"The Boy and the Heron" Review

The Boy and the Heron

Director: Hayao Miyazaki
Starring: Christian Bale, Dave Bautista, Gemma Chan, William Defoe, Karen Fukuhara, Mark Hamill, Robert Pattinson, Florence Pugh
Studio: Studio Ghibli
Genre(s): Drama
Rated: PG-13 (For some violent content/bloody images and smoking)

Hayao Miyazaki has made so many universal masterpieces, that it feels like he will always be there to do so. Sadly, time is a marching drum that comes for us all, and even Miyazaki knows that his time is finite. He has admitted in interviews of his failings as a father in the past, expressing that he is much more comfortable expressing himself through his art than he is in his social life. When it dawned on him that his life was coming to an end, he thought of his grandson and the feelings of loss he might feel.

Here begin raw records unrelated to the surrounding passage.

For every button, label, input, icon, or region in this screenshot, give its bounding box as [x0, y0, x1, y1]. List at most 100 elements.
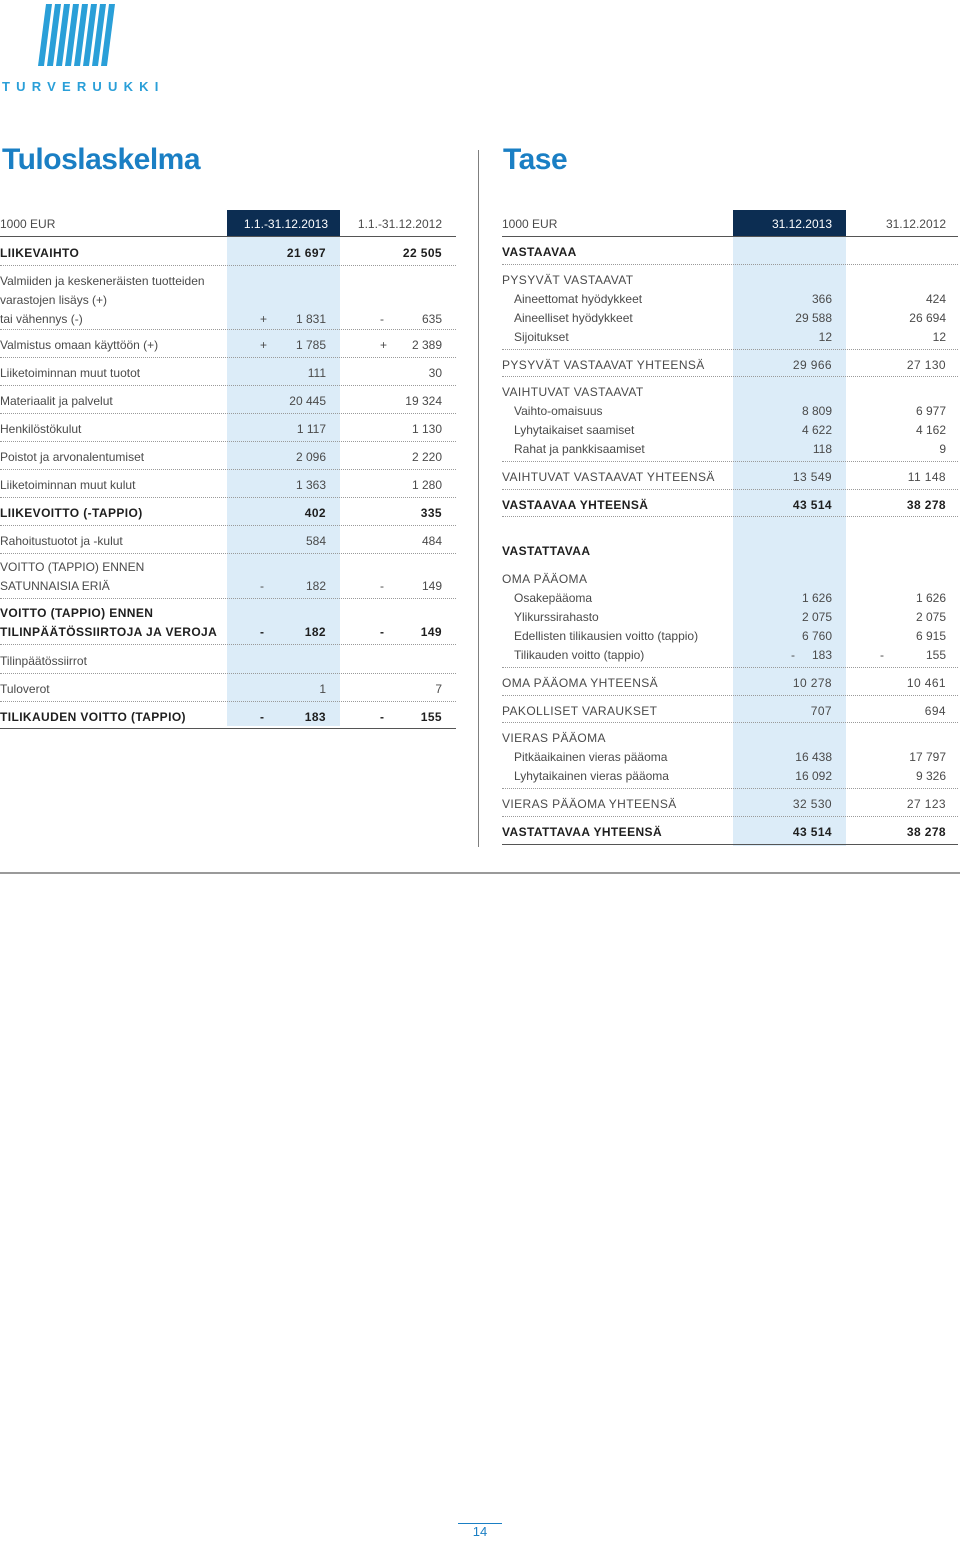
row-separator — [0, 265, 456, 266]
row-label: Liiketoiminnan muut kulut — [0, 478, 136, 492]
row-label: Liiketoiminnan muut tuotot — [0, 366, 141, 380]
value-2012: 694 — [924, 704, 946, 718]
value-2013: 20 445 — [289, 394, 326, 408]
table-row: Ylikurssirahasto 2 075 2 075 — [502, 610, 958, 628]
sign-2013: - — [260, 710, 265, 724]
value-2012: 19 324 — [405, 394, 442, 408]
row-label: Edellisten tilikausien voitto (tappio) — [514, 629, 699, 643]
table-row: Vaihto-omaisuus 8 809 6 977 — [502, 404, 958, 422]
row-separator — [502, 667, 958, 668]
row-separator — [0, 553, 456, 554]
value-2012: 1 280 — [411, 478, 442, 492]
row-separator — [0, 728, 456, 729]
table-row: Henkilöstökulut 1 117 1 130 — [0, 422, 456, 474]
value-2012: 22 505 — [402, 246, 442, 260]
current-year-column-bg — [227, 210, 340, 726]
table-row: VASTATTAVAA — [502, 544, 958, 562]
row-label-line2: TILINPÄÄTÖSSIIRTOJA JA VEROJA — [0, 625, 218, 639]
value-2013: 29 966 — [792, 358, 832, 372]
row-label: VIERAS PÄÄOMA — [502, 731, 606, 745]
value-2013: 10 278 — [792, 676, 832, 690]
value-2013: 4 622 — [801, 423, 832, 437]
value-2012: 26 694 — [909, 311, 946, 325]
balance-sheet-table: 1000 EUR 31.12.2013 31.12.2012 VASTAAVAA… — [502, 210, 958, 850]
sign-2013: - — [791, 648, 795, 662]
sign-2012: - — [380, 312, 384, 326]
table-row: VOITTO (TAPPIO) ENNEN TILINPÄÄTÖSSIIRTOJA… — [0, 606, 456, 658]
value-2013: 16 092 — [795, 769, 832, 783]
row-label: Rahoitustuotot ja -kulut — [0, 534, 123, 548]
table-row: Lyhytaikainen vieras pääoma 16 092 9 326 — [502, 769, 958, 787]
row-label-line3: tai vähennys (-) — [0, 312, 83, 326]
row-separator — [0, 357, 456, 358]
row-separator — [0, 701, 456, 702]
value-2013: 1 363 — [295, 478, 326, 492]
table-row: LIIKEVOITTO (-TAPPIO) 402 335 — [0, 506, 456, 558]
value-2012: 635 — [421, 312, 442, 326]
value-2012: 2 075 — [915, 610, 946, 624]
sign-2013: + — [260, 312, 268, 326]
value-2012: 27 130 — [906, 358, 946, 372]
row-label: VASTATTAVAA — [502, 544, 591, 558]
value-2012: 155 — [420, 710, 442, 724]
table-row: OMA PÄÄOMA YHTEENSÄ 10 278 10 461 — [502, 676, 958, 694]
row-label: Osakepääoma — [514, 591, 593, 605]
table-row: Liiketoiminnan muut tuotot 111 30 — [0, 366, 456, 418]
value-2013: 43 514 — [792, 825, 832, 839]
col-header-2013: 1.1.-31.12.2013 — [243, 217, 328, 231]
row-label: VIERAS PÄÄOMA YHTEENSÄ — [502, 797, 677, 811]
row-label: Aineettomat hyödykkeet — [514, 292, 643, 306]
row-separator — [502, 788, 958, 789]
table-row: Aineelliset hyödykkeet 29 588 26 694 — [502, 311, 958, 329]
row-label: Henkilöstökulut — [0, 422, 82, 436]
table-row: TILIKAUDEN VOITTO (TAPPIO) - 183 - 155 — [0, 710, 456, 762]
table-row: VAIHTUVAT VASTAAVAT — [502, 385, 958, 403]
row-label-line2: SATUNNAISIA ERIÄ — [0, 579, 110, 593]
row-label: Sijoitukset — [514, 330, 569, 344]
table-row: VAIHTUVAT VASTAAVAT YHTEENSÄ 13 549 11 148 — [502, 470, 958, 488]
value-2012: 9 — [939, 442, 946, 456]
current-year-header — [733, 210, 846, 236]
table-row: Liiketoiminnan muut kulut 1 363 1 280 — [0, 478, 456, 530]
table-row: Aineettomat hyödykkeet 366 424 — [502, 292, 958, 310]
value-2013: 12 — [818, 330, 832, 344]
row-label: PAKOLLISET VARAUKSET — [502, 704, 658, 718]
value-2012: 1 626 — [915, 591, 946, 605]
row-separator — [502, 516, 958, 517]
current-year-header — [227, 210, 340, 236]
value-2012: 2 220 — [411, 450, 442, 464]
footer-divider — [0, 872, 960, 874]
table-row: LIIKEVAIHTO 21 697 22 505 — [0, 246, 456, 298]
row-label: Rahat ja pankkisaamiset — [514, 442, 645, 456]
value-2012: 11 148 — [907, 470, 946, 484]
sign-2012: + — [380, 338, 388, 352]
page-number: 14 — [472, 1524, 488, 1539]
col-header-2013: 31.12.2013 — [771, 217, 832, 231]
value-2013: 32 530 — [792, 797, 832, 811]
row-separator — [0, 329, 456, 330]
table-row: VOITTO (TAPPIO) ENNEN SATUNNAISIA ERIÄ - 18… — [0, 560, 456, 612]
table-row: VIERAS PÄÄOMA — [502, 731, 958, 749]
value-2012: 335 — [420, 506, 442, 520]
current-year-column-bg — [733, 210, 846, 846]
value-2012: 2 389 — [411, 338, 442, 352]
value-2012: 38 278 — [906, 498, 946, 512]
table-row: Tilikauden voitto (tappio) - 183 - 155 — [502, 648, 958, 666]
value-2012: 6 977 — [915, 404, 946, 418]
row-label: VOITTO (TAPPIO) ENNEN — [0, 560, 145, 574]
table-row: Tuloverot 1 7 — [0, 682, 456, 734]
table-row: Sijoitukset 12 12 — [502, 330, 958, 348]
column-divider — [478, 150, 479, 847]
value-2012: 17 797 — [909, 750, 946, 764]
value-2013: 1 117 — [296, 422, 326, 436]
sign-2012: - — [380, 579, 384, 593]
row-label: OMA PÄÄOMA YHTEENSÄ — [502, 676, 659, 690]
value-2012: 149 — [420, 625, 442, 639]
row-label: VAIHTUVAT VASTAAVAT — [502, 385, 644, 399]
unit-label: 1000 EUR — [0, 217, 56, 231]
value-2013: 8 809 — [801, 404, 832, 418]
table-row: Edellisten tilikausien voitto (tappio) 6 … — [502, 629, 958, 647]
row-separator — [0, 644, 456, 645]
value-2012: 38 278 — [906, 825, 946, 839]
row-separator — [0, 385, 456, 386]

"The Boy and the Heron" (adapted loosely from Miyazaki's favorite book "How Do You Live?") was made for his grandson. He wanted to tell his grandson that while his grandfather is going away soon, he is leaving him this movie. What is that movie? Most readers will not know because the work was so personal, that it was decided there would be no previews nor commercials to advertise the film. Only a vague theatrical poster with a date was released, and for audiences to discover what it was about they would have to buy a ticket.

While American distributors GKids have a little more freedom in regards to how they will sell the movie, as a film critic I believe it is my duty to honor these wishes and not discuss the story in any serious length in this review. Not only did walking into this movie blind create a more emotionally intriguing experience, but as I watched the film it truly dawned on me that this is one of those classic cases where famous film critic Roger Ebert would claim "it's not WHAT the movie is about, it's HOW the movie is about!"

Indeed, "The Boy and the Heron" is a quagmire of a film, one where things like "plot synopsis" couldn't come close to capturing how this film is about its subject. It is the most deeply personal film Miyazaki has made. His previous film - "The Wind Rises" -  was also a personal film where he reflected on his art and the impact it had on the world. That film, though, was still based on a real man and scenario, one in which Miyazaki reflected his views on his career through.

Here, Miyazaki is opening up about himself in ways that he never has before. If the movie is indeed a letter to his grandson, I suspect his grandson will understand his grandfather in ways that few young boys ever will. His grandson is being given a history lesson of his grandfather's life, the struggles he had growing up during a war (something he himself may have to deal with if current events continue to escalate), how his grandfather viewed his family, and even his grandfather's views of death.

For Miyazaki knows that death is coming. It will come and the worlds he has created, the visions he gives us, will fall apart and go away. For the time being, we have another day with him, but the time of a world without Hayao Miyazaki is coming, and there is nothing we can do to stop it. We will mourn the loss of his vision, however, Miyazaki himself seems unconcerned. While there is a sense he wants his bloodline to continue the family legacy, he is perfectly content to let them live their own lives and forge their future however they see fit.

Does this make "The Boy and the Heron" too unapproachable for the average Joe? Perhaps. It is the one film I've seen of his where understanding the man will greatly help you understand the movie. That said, even if you don't understand EXACTLY what he is saying (or what the images are conveying), there is no denying that you FEEL what his heart is expressing even if you can't pinpoint exactly what that is! If this is his last film does Hayao Miyazaki go out on top? To approach the movie that way seems disingenuous; he is going out saying what he wants to say, pouring out his soul in a way that he never has before. Whether he makes another film or not, I am honored that he respects me enough as a viewer to be so candid about his life.